CRITIQUE DE DOPE DE RICK FARMUYIWA par Critique Chonchon

Dope
Malcolm (Shameik Moore, aux charmes multiples), jeune geek fan de hip-hop des années 1990 vit à Inglewood, un "quartier chaud" de Los Angeles. Avec ses deux amis Diggy (Kiersey Clemons, ravissante) et Jibs (Tony Revolori, désopilant), ils jonglent entre musique, lycée et entretiens pour entrer à l'université.
Une invitation de Dom (Rakim Mayer, très beau) à une soirée underground va entrainer Malcolm dans une fâcheuse aventure, un trafic de drogue, qui pourrait bien le faire passer du statut de « geek » à celui de mec cool, un « dope ».
Il aura du mal à se dépêtrer de cette délicate situation, sinon en faisant appel à Will (Blake Anderson, hilarant), une sorte de super-geek toujours défoncé, en tentant par ailleurs de ravir le coeur de celle qu'il aime, Nakia (Zoe Kravitz), déjà convoitée par Dom.
Je vais d'abord rappeler ce que vous savez probablement déjà : ce film à petit budget (700.000 US$) n'a été réalisable que grâce aux interventions de Forest Whitaker (qui fait aussi office de producteur) et de Pharrel Williams (producteur délégué.
Le réalisateur Rick Farmuyiwa, d'origine nigériane, comme Malcom, n'est pas un novice. À 42 ans, on lui doit déjà "The Wood" (2001), "Brown Sugar" (2003) et "La Guerre des Pères" (2010), précisément avec... Forest Whitaker.
J'ai toujours prêté une attention particulière aux films sur l'adolescence et la jeunesse, comédies comme drames, parce qu'il décrivent mieux la société que ne le font les films, nombreux, sur les affres de la bourgeoisie, ou sur les séniors, qui commencent à inonder littéralement les écrans, en ce moment au rythme d'un par semaine ou presque. Je ne vais pas vous refaire l'historique de ces films, vous les connaissez j'espère, ils sont majeurs, "La fureur de vivre", "American Graffiti", "The Breakfast Club", "La folle journée de Ferris Bueller", "My own private Idaho", "Eléphant", "Les Seigneurs de Dogtown", etc... Même mineurs, les films sur la jeunesse portent parfois un regard acéré sur nos sociétés.
Rick Farmuyima a la bonne idée de démonter quelques clichés, et il le fait avec esprit. Malcom, si geek qu'il soit, n'a rien du boutonneux habituel ; Diggy est une ravissante lesbienne, et Jib (qui en 2 films seulement, "The Grand Budapest Hotel" de Wes Anderson puis "Umrika" de Prashant Nair, a démontré son incroyable présence face à la caméra) alterne entre drôlerie, malice, fraternité et tendresse.

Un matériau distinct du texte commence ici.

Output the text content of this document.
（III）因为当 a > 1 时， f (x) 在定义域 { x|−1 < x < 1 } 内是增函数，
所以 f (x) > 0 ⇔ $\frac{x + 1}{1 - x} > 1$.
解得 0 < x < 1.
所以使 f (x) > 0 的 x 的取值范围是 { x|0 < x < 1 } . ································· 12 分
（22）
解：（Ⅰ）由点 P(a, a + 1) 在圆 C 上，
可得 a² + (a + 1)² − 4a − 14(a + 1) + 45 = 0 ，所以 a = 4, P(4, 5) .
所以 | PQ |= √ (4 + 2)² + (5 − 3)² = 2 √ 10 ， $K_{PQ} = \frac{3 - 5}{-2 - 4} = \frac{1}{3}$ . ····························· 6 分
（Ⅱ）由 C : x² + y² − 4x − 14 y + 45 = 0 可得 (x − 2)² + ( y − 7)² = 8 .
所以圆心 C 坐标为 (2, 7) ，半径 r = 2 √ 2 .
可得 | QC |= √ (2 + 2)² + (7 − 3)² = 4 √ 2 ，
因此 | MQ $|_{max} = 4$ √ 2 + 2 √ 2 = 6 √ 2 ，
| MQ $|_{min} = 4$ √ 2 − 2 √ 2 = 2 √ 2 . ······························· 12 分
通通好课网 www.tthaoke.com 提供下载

Casting aux petits oignons. Zoe Kravitz a largement dépassé l'âge de son rôle, et ça se voit, mais ce n'est pas bien grave, le film n'en pâtit pas.
La bande originale, dirigé par Pharrel Williams, elle aussi, et que l'on apprécie ou pas le rap des années 1990, est remarquable. Il faut noter que Shameik Moore, qui incarne Malcolm, puisqu'il a pu chanter quelques titres, s'en sort aussi bien comme acteur que comme chanteur.

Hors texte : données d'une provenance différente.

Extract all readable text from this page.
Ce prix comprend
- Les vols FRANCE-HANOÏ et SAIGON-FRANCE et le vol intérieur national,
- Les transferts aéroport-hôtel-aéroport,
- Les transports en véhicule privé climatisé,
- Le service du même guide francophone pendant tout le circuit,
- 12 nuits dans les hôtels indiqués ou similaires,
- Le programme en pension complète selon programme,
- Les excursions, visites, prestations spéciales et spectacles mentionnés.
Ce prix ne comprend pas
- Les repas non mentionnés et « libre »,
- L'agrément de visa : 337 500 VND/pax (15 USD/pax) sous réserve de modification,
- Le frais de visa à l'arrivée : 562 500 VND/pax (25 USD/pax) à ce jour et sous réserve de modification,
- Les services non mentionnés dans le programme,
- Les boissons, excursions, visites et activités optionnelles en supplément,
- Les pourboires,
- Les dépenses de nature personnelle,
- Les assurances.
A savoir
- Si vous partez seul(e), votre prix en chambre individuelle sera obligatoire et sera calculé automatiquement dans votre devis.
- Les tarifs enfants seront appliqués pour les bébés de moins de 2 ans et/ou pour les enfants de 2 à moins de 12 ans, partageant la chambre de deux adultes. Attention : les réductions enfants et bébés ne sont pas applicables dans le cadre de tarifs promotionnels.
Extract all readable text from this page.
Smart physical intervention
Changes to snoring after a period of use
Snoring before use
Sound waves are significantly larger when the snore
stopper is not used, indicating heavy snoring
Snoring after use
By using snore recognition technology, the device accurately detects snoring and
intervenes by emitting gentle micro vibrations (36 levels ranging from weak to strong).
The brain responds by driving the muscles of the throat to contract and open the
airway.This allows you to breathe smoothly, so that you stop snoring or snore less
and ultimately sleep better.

"Dope" a cheminé de Sundance à Cannes (la "Quinzaine des Réalisateurs" présente toujours des films venus de Sundance), puis évidemment de Cannes à Deauville, ce qui n'est guère étonnant, puisqu'il se permet, à partir du parcours personnel du réalisateur, de bousculer les clichés du genre et de la représentation des noirs à l'écran, ce qui, dans une comédie teen-movie (même si "Dope" est bien plus que cela) est très rare.
Les hommages à John Hugues et à Spike Lee sont judicieux et bienvenus. Faire passer les Afro-Étasuniens de caïds à geeks est très astucieux.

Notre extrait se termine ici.